PSPP Winter 2009 Program: Helping People with Paranoid Dynamics: What the DSM Doesn’t Tell You

  • 31 Jan 2009
  • 8:45 AM - 3:30 PM
  • St. Joseph's University's Haub Center

A PSPP day long program with
Nancy McWilliams, Ph.D.

Cosponsored by the Counseling Center of St. Joseph’s University

Program Description

The constellation of processes that we label paranoia is particularly unsuited to representation by externally observable criteria sets like those of the DSM. Psychoanalysts have followed Freud in viewing paranoia as an intrapsychic process characterized by projection and disavowal. The term, whose roots suggest “a mind outside itself,” refers to states in which a person finds it difficult to distinguish what is inside from what is outside the self. Such confusion is the hallmark of several clinical syndromes, not just persecutory preoccupations. Etiologically, paranoid trends may represent inadequate psychological separation from a caregiver to whom the patient was anxiously attached; they seem to arise in contexts of humiliation. Fears of attack and seduction may infiltrate the shared therapeutic space, easily paralyzing both therapist and patient. Although most visible in psychotic conditions, paranoid states of mind are common in high-functioning people. Dr. McWilliams will critique descriptive diagnostic concepts, using paranoia as exemplary of their limitations; briefly review the Psychodynamic Diagnostic Manual as exemplifying inferential diagnostic concepts; and cover clinical and research findings on paranoia. Overall, she will keep the focus on the practical question of helping therapists to improve their work with their more paranoid clients. Case material will be presented in this context.

Learning Objectives

  • Contrast the inferential diagnostic traditions of psychoanalysis with contemporary descriptive psychiatric diagnosis, especially as to their clinical implications.
  • Identify not simply the more familiar persecutory paranoid dynamics (projection and denial of anger), but those involving projection and disavowal of other feelings (e.g., erotomania, paranoid jealousy, megalomania, paranoid hatred).
  • Summarize the suspected etiologies of paranoid dynamics, including experiences of being treated as a (projective) bad object by a caregiver and accordingly subjected to humiliation.
  • Avoid therapeutic attitudes that threaten paranoid patients (e.g., excessive sympathy, efforts to be neutral or abstinent to a degree that strikes the patient as inauthentic, efforts to prove one’s goodness).
  • Convey attitudes that allow paranoid patients to elaborate their experience and reduce the shame that underlies paranoid adaptations (e.g., unwavering respect, ruthless honesty, clarity about boundaries, and acknowledgment of the grain of truth in the patient’s projections

Nancy McWilliams, Ph.D.

Nancy McWilliams, Ph.D. teaches at Rutgers University’s Graduate School of Applied & Professional Psychology and has a private practice in Flemington, NJ. She is author of Psychoanalytic Diagnosis: Understanding Personality Structure in the Clinical Process (1994), Psychoanalytic Case Formulation (1999), and Psychoanalytic Psychotherapy: A Practitioner’s Guide (2004), all with Guilford Press, and is Associate Editor of the Psychodynamic Diagnostic Manual (2006). She is President of the Division of Psychoanalysis (39) of the American Psychological Association, and on the editorial board of Psychoanalytic Psychology.
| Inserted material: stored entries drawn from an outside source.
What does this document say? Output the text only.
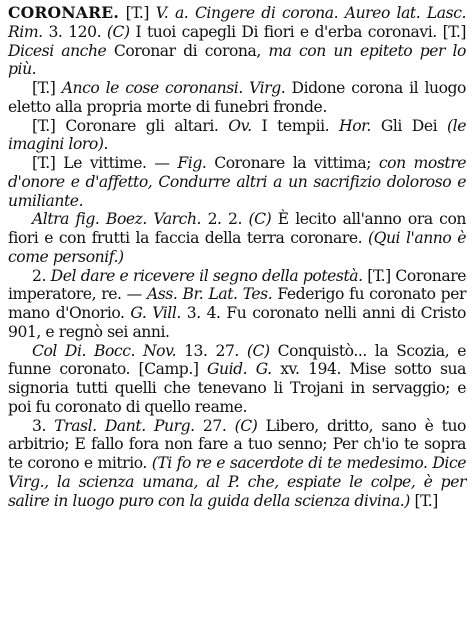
CORONARE. [T.] V. a. Cingere di corona. Aureo lat. Lasc. Rim. 3. 120. (C) I tuoi capegli Di fiori e d'erba coronavi. [T.] Dicesi anche Coronar di corona, ma con un epiteto per lo più.

[T.] Anco le cose coronansi. Virg. Didone corona il luogo eletto alla propria morte di funebri fronde.

[T.] Coronare gli altari. Ov. I tempii. Hor. Gli Dei (le imagini loro).

[T.] Le vittime. — Fig. Coronare la vittima; con mostre d'onore e d'affetto, Condurre altri a un sacrifizio doloroso e umiliante.

Altra fig. Boez. Varch. 2. 2. (C) È lecito all'anno ora con fiori e con frutti la faccia della terra coronare. (Qui l'anno è come personif.)

2. Del dare e ricevere il segno della potestà. [T.] Coronare imperatore, re. — Ass. Br. Lat. Tes. Federigo fu coronato per mano d'Onorio. G. Vill. 3. 4. Fu coronato nelli anni di Cristo 901, e regnò sei anni.

Col Di. Bocc. Nov. 13. 27. (C) Conquistò... la Scozia, e funne coronato. [Camp.] Guid. G. xv. 194. Mise sotto sua signoria tutti quelli che tenevano li Trojani in servaggio; e poi fu coronato di quello reame.

3. Trasl. Dant. Purg. 27. (C) Libero, dritto, sano è tuo arbitrio; E fallo fora non fare a tuo senno; Per ch'io te sopra te corono e mitrio. (Ti fo re e sacerdote di te medesimo. Dice Virg., la scienza umana, al P. che, espiate le colpe, è per salire in luogo puro con la guida della scienza divina.) [T.]
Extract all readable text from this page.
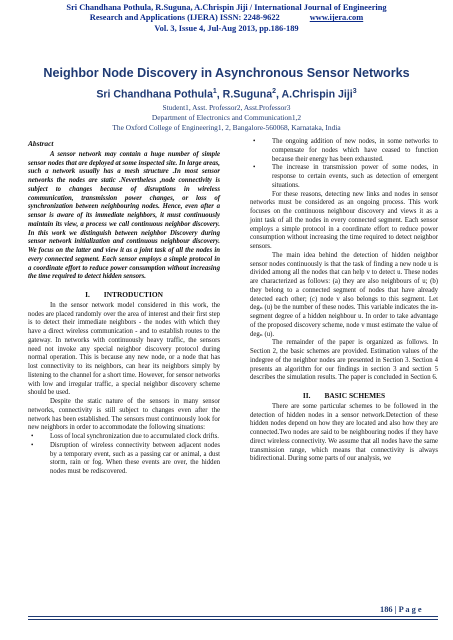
Sri Chandhana Pothula, R.Suguna, A.Chrispin Jiji / International Journal of Engineering
Research and Applications (IJERA) ISSN: 2248-9622	www.ijera.com
Vol. 3, Issue 4, Jul-Aug 2013, pp.186-189
Neighbor Node Discovery in Asynchronous Sensor Networks
Sri Chandhana Pothula$^1$, R.Suguna$^2$, A.Chrispin Jiji$^3$
Student1, Asst. Professor2, Asst.Professor3
Department of Electronics and Communication1,2
The Oxford College of Engineering1, 2, Bangalore-560068, Karnataka, India
Abstract

A sensor network may contain a huge number of simple sensor nodes that are deployed at some inspected site. In large areas, such a network usually has a mesh structure .In most sensor networks the nodes are static .Nevertheless ,node connectivity is subject to changes because of disruptions in wireless communication, transmission power changes, or loss of synchronization between neighbouring nodes. Hence, even after a sensor is aware of its immediate neighbors, it must continuously maintain its view, a process we call continuous neighbor discovery. In this work we distinguish between neighbor Discovery during sensor network initialization and continuous neighbour discovery. We focus on the latter and view it as a joint task of all the nodes in every connected segment. Each sensor employs a simple protocol in a coordinate effort to reduce power consumption without increasing the time required to detect hidden sensors.

I. INTRODUCTION

In the sensor network model considered in this work, the nodes are placed randomly over the area of interest and their first step is to detect their immediate neighbors - the nodes with which they have a direct wireless communication - and to establish routes to the gateway. In networks with continuously heavy traffic, the sensors need not invoke any special neighbor discovery protocol during normal operation. This is because any new node, or a node that has lost connectivity to its neighbors, can hear its neighbors simply by listening to the channel for a short time. However, for sensor networks with low and irregular traffic, a special neighbor discovery scheme should be used.

Despite the static nature of the sensors in many sensor networks, connectivity is still subject to changes even after the network has been established. The sensors must continuously look for new neighbors in order to accommodate the following situations:

• Loss of local synchronization due to accumulated clock drifts.
• Disruption of wireless connectivity between adjacent nodes by a temporary event, such as a passing car or animal, a dust storm, rain or fog. When these events are over, the hidden nodes must be rediscovered.
• The ongoing addition of new nodes, in some networks to compensate for nodes which have ceased to function because their energy has been exhausted.
• The increase in transmission power of some nodes, in response to certain events, such as detection of emergent situations.

For these reasons, detecting new links and nodes in sensor networks must be considered as an ongoing process. This work focuses on the continuous neighbour discovery and views it as a joint task of all the nodes in every connected segment. Each sensor employs a simple protocol in a coordinate effort to reduce power consumption without increasing the time required to detect neighbor sensors.

The main idea behind the detection of hidden neighbor sensor nodes continuously is that the task of finding a new node u is divided among all the nodes that can help v to detect u. These nodes are characterized as follows: (a) they are also neighbours of u; (b) they belong to a connected segment of nodes that have already detected each other; (c) node v also belongs to this segment. Let degₙ (u) be the number of these nodes. This variable indicates the in-segment degree of a hidden neighbour u. In order to take advantage of the proposed discovery scheme, node v must estimate the value of degₙ (u).

The remainder of the paper is organized as follows. In Section 2, the basic schemes are provided. Estimation values of the indegree of the neighbor nodes are presented in Section 3. Section 4 presents an algorithm for our findings in section 3 and section 5 describes the simulation results. The paper is concluded in Section 6.

II. BASIC SCHEMES

There are some particular schemes to be followed in the detection of hidden nodes in a sensor network.Detection of these hidden nodes depend on how they are located and also how they are connected.Two nodes are said to be neighbouring nodes if they have direct wireless connectivity. We assume that all nodes have the same transmission range, which means that connectivity is always bidirectional. During some parts of our analysis, we

186 | P a g e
Dr. McWilliams’s books have been translated into thirteen languages, and she has lectured widely both nationally and internationally. Her book on case formulation received the Gradiva Award for best psychoanalytic clinical book of 1999; in 2004 she was given the Rosalee Weiss Award for contributions to practice by the Division of Independent Practitioners of the American Psychological Association; in 2006 she was made an Honorary Member of the American Psychoanalytic Association, and in 2007 she was awarded the Robert S. Wallerstein Visiting Lectureship in Psychotherapy and Psychoanalysis. A graduate of the National Psychological Association for Psychoanalysis, she is also affiliated with the Center for Psychoanalysis and Psychotherapy of New Jersey and the National Training Program of the National Institute for the Psychotherapies in New York City. 

Program Schedule

8:45 – 9:15 Registration and continental break-fast
9:15 – 10:45 Presentation by Nancy McWilliams, Ph.D.
10:45 – 11:00 Break
11:00 – 12:30 Continuation of morning program with audience questions and discussion
12:30 – 1:30 Lunch (included)
1:30 – 3:30 Presentation of Clinical Material with additional time for Discussion.